Abilities that are recent and unique to the hominid line, however, are not likely to depend solely on domain-specific
systems.... Thus, to understand social intelligence, we must look at how domain-specific systems that we share with other
primates interact with more general cognitive abilities that are uniquely human....Our capacity for executive function,
for embedding and recursion, and for metarepresentation enable not only our complex social cognition, but many of our
other uniquely human abilities as well: symbolic language, syntax, future planning, episodic memory, and tool use just
to name a few (Suddendorf, 1999; Corballis, 2003; Stone & Gerrans, 2006) Yet these domain-general abilities would have
no usefulness in the social world if they could not operate using the output of several more ancient domain-specific
social abilities." The frontal lobes are ideally situated, in connectivity, to combine the output of several
domain-specific computations.
.... Over the past 6-7 millions years, the frontal and temporal lobes were increasing in size and developmental
complexity (Semendeferi et al., 2001; Lieberman et al., 2002; Stone, 2007).
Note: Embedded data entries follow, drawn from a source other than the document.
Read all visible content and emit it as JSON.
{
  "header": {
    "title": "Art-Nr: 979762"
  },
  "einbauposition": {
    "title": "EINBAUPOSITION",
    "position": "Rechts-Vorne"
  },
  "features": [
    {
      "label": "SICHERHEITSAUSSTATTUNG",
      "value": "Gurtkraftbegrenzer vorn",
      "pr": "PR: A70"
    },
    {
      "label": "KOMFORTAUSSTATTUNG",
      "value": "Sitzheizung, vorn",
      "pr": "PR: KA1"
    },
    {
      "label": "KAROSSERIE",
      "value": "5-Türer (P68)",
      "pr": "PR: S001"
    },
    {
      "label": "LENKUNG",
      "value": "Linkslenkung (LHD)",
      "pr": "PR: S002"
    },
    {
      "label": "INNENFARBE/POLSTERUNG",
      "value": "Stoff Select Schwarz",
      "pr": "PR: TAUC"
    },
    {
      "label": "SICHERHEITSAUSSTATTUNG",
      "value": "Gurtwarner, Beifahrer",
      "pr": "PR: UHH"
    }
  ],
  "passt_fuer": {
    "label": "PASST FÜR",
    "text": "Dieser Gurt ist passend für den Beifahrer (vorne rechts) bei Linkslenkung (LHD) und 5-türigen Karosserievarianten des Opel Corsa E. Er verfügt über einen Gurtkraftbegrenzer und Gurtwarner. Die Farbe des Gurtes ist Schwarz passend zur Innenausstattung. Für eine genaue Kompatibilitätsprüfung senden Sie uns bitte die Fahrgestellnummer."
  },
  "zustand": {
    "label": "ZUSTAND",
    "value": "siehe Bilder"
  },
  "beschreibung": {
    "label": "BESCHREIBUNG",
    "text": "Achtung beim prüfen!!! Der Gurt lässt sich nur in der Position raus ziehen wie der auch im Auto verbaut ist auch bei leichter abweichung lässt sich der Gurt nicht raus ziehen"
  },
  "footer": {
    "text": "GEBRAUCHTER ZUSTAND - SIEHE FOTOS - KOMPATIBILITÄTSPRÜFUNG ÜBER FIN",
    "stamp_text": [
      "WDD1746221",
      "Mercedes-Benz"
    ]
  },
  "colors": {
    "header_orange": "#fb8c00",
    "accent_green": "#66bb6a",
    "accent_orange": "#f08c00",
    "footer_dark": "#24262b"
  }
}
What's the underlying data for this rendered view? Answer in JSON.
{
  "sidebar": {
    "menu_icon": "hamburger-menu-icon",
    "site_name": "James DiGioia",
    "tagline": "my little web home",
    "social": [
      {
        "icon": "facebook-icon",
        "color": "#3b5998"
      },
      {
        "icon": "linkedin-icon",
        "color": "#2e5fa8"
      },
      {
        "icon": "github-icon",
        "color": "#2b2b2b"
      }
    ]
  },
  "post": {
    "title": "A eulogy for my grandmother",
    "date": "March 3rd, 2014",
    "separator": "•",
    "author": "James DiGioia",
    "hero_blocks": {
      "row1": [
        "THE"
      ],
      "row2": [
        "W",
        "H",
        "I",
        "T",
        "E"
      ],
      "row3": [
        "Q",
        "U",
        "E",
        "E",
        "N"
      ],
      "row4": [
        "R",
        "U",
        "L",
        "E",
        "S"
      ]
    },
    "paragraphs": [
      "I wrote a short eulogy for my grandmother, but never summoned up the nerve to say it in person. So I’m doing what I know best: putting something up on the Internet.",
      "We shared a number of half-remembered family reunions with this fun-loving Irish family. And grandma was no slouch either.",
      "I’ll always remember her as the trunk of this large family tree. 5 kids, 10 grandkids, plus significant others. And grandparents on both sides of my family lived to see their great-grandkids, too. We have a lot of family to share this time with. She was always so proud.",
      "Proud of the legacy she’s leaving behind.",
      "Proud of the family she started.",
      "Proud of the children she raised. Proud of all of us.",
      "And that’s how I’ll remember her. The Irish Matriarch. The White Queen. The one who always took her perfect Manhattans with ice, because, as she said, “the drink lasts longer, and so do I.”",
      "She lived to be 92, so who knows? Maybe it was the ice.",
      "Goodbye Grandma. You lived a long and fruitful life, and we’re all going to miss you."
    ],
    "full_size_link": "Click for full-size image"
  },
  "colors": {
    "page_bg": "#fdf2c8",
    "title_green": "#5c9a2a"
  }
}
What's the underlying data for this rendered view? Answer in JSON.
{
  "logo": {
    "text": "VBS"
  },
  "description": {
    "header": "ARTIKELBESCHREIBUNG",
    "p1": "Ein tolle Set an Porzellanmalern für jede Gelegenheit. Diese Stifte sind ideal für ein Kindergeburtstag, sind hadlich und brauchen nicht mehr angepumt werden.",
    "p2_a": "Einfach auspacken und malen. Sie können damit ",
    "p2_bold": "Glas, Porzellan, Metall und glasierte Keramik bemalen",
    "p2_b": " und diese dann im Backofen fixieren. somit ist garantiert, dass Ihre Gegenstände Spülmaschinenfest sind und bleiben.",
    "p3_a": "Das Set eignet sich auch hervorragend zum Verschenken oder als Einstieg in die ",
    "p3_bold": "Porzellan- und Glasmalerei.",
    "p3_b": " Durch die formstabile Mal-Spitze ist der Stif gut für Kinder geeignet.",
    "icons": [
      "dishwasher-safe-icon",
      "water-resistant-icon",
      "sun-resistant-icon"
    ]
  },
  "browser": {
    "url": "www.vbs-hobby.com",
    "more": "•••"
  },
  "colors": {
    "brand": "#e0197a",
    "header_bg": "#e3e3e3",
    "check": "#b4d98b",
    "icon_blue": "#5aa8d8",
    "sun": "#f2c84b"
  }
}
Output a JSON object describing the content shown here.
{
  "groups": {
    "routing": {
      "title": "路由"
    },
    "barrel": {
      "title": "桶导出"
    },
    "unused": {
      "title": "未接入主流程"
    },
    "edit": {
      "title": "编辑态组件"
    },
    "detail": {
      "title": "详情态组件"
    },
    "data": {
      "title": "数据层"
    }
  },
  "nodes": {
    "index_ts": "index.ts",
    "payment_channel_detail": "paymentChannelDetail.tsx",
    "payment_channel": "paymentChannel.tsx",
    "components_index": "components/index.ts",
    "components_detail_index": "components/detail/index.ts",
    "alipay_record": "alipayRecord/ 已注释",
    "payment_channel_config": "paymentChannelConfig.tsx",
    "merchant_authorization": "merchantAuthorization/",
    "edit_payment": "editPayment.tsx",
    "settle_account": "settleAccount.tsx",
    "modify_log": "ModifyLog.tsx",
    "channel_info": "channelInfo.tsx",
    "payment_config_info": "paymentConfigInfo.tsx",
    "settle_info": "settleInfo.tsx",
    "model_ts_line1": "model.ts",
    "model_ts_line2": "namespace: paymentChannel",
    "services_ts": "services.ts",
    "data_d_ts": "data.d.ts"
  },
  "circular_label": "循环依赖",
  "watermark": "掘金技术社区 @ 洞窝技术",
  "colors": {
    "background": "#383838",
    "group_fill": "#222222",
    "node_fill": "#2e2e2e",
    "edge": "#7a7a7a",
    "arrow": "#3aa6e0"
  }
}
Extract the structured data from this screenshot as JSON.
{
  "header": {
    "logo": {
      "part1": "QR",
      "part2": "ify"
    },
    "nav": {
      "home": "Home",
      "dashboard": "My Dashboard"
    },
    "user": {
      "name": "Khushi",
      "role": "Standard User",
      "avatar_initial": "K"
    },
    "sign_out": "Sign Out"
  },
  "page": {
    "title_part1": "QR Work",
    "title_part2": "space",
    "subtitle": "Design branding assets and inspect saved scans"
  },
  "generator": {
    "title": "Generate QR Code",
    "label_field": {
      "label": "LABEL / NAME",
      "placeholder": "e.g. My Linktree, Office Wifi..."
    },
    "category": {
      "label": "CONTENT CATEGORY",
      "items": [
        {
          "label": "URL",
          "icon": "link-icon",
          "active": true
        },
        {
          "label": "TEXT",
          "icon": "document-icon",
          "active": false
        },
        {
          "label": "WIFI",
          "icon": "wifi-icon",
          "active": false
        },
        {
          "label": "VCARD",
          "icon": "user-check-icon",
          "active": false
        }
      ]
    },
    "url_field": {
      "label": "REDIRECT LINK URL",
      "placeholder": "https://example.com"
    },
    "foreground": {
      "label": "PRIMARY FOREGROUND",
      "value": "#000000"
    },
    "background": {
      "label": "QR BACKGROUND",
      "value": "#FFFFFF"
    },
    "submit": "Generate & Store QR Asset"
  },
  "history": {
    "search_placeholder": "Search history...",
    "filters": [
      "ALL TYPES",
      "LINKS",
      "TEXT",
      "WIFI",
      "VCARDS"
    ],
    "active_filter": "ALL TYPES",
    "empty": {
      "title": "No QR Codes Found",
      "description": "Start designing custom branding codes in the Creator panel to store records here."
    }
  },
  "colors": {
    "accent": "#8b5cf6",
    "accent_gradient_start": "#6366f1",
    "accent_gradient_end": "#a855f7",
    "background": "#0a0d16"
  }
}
Uniquely human aspects of language, for
example, depend on recursion (Hauser et al., 2002; Corballis, 2003), and such complex syntactic abilities seem to
involve areas in left temporal-parietal cortex and inferior frontal regions (Cooke et al., 2001; Caplan et al., 2002).
Executive function involves lateral prefrontal cortex. Thus, these brain regions may be the seat of the domain-general
abilities that are the hallmark of Homo sapiens sapiens."    Excerpted from
Stone, V.E. (in press). An evolutionary perspective on domain-specificity in social intelligence.
In P. Winkielman & E. Harmon-Jones, Eds. Social Cognitive Neuroscience, Guilford Press.